Last year the total economic impact of the state's ski industry was more than $197 million with 650,000 skier visits during the season, according to a survey conducted by the North Carolina Ski Areas Association.

"We find people who have come here in the 70s and now they're in their 70s and they've had kids and then those kids have had grandkids and their vacations are planned around Sugar Mountain or around skiing Cataloochee or Beech Mountain or Appalachian Ski Mountain," says Kim Jochl, president of the North Carolina Ski Areas Association.

More than half of those visiting are from outside of the state. The ski area industry provides 87 year-round jobs and almost 1,800 seasonal positions.

Counties specifically impacted are Haywood, Madison and Watauga, though there are ski shops and related businesses located in areas across the state.

Jochl says the ski industry provides for economic growth during a time of year and in a region that might otherwise lack sources of economic sustainability.
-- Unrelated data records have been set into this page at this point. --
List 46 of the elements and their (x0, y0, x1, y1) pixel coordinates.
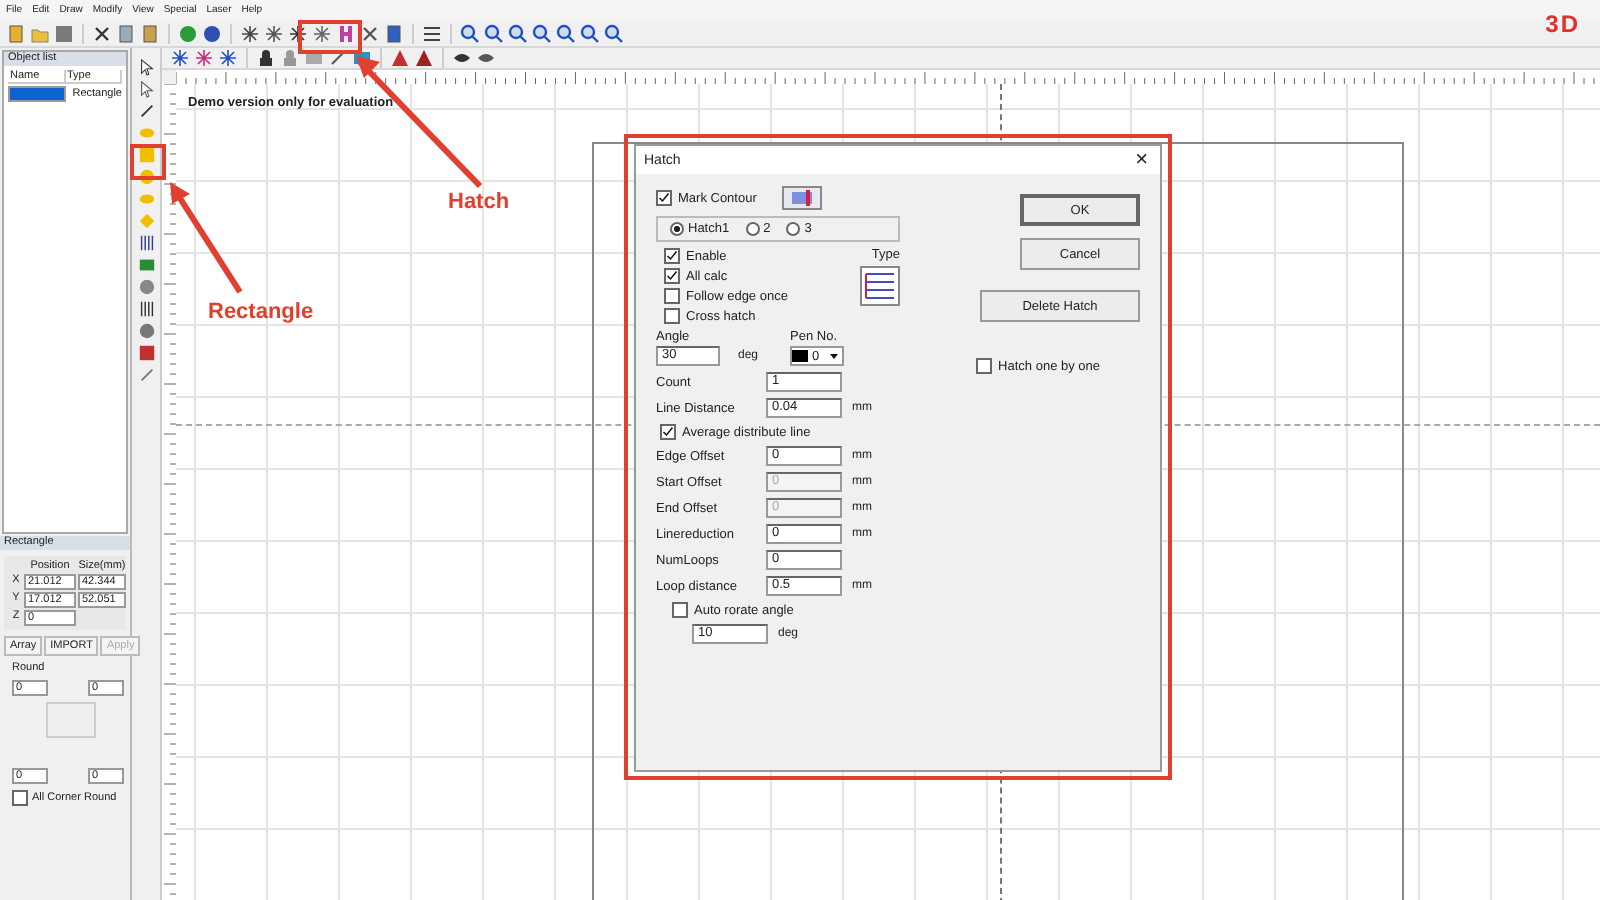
hatch-type-button[interactable] (860, 266, 900, 306)
pointer-icon[interactable] (137, 58, 155, 76)
dropdown-arrow-icon (827, 350, 840, 362)
cut-icon[interactable] (92, 23, 112, 43)
paste-icon[interactable] (140, 23, 160, 43)
image-icon[interactable] (137, 256, 155, 274)
select-icon[interactable] (170, 48, 190, 68)
scissors-icon[interactable] (360, 23, 380, 43)
select-icon[interactable] (194, 48, 214, 68)
zoom-icon[interactable] (460, 23, 480, 43)
corner-preview (46, 702, 96, 738)
zoom-icon[interactable] (604, 23, 624, 43)
zoom-icon[interactable] (484, 23, 504, 43)
eye-icon[interactable] (452, 48, 472, 68)
node-icon[interactable] (240, 23, 260, 43)
copy-icon[interactable] (116, 23, 136, 43)
document-icon[interactable] (384, 23, 404, 43)
hatch-icon[interactable] (336, 23, 356, 43)
contour-color-button[interactable] (780, 186, 825, 210)
check-icon (658, 192, 670, 204)
annotation-label: Rectangle (208, 300, 314, 324)
arrow (170, 182, 243, 294)
highlight-frame (298, 20, 362, 54)
line-icon[interactable] (137, 102, 155, 120)
zoom-icon[interactable] (580, 23, 600, 43)
logo: 3D (1545, 10, 1580, 38)
eye-icon[interactable] (476, 48, 496, 68)
circle-icon[interactable] (202, 23, 222, 43)
node-icon[interactable] (288, 23, 308, 43)
circle-icon[interactable] (178, 23, 198, 43)
zoom-icon[interactable] (532, 23, 552, 43)
circle-icon[interactable] (137, 168, 155, 186)
save-icon[interactable] (54, 23, 74, 43)
node-icon[interactable] (264, 23, 284, 43)
zoom-icon[interactable] (556, 23, 576, 43)
barcode-icon[interactable] (137, 300, 155, 318)
close-button[interactable]: × (1131, 148, 1152, 172)
zoom-icon[interactable] (508, 23, 528, 43)
node-icon[interactable] (312, 23, 332, 43)
select-icon[interactable] (218, 48, 238, 68)
pen-icon[interactable] (328, 48, 348, 68)
check-icon (662, 426, 674, 438)
new-icon[interactable] (6, 23, 26, 43)
annotation-label: Hatch (448, 190, 510, 214)
highlight-frame (130, 144, 166, 180)
node-pointer-icon[interactable] (137, 80, 155, 98)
"It gives people the opportunity to live here, live here comfortably, make a living and it stabilizes the economy and the ski areas specifically are really the nucleus to creating a really solid and strong tax base," she states.

While 27 percent of the total spending was on lift, tubing and ice skating tickets, hotels, restaurants, entertainment venues and stores benefited from the rest of the spending per person, which the survey estimates to be $182.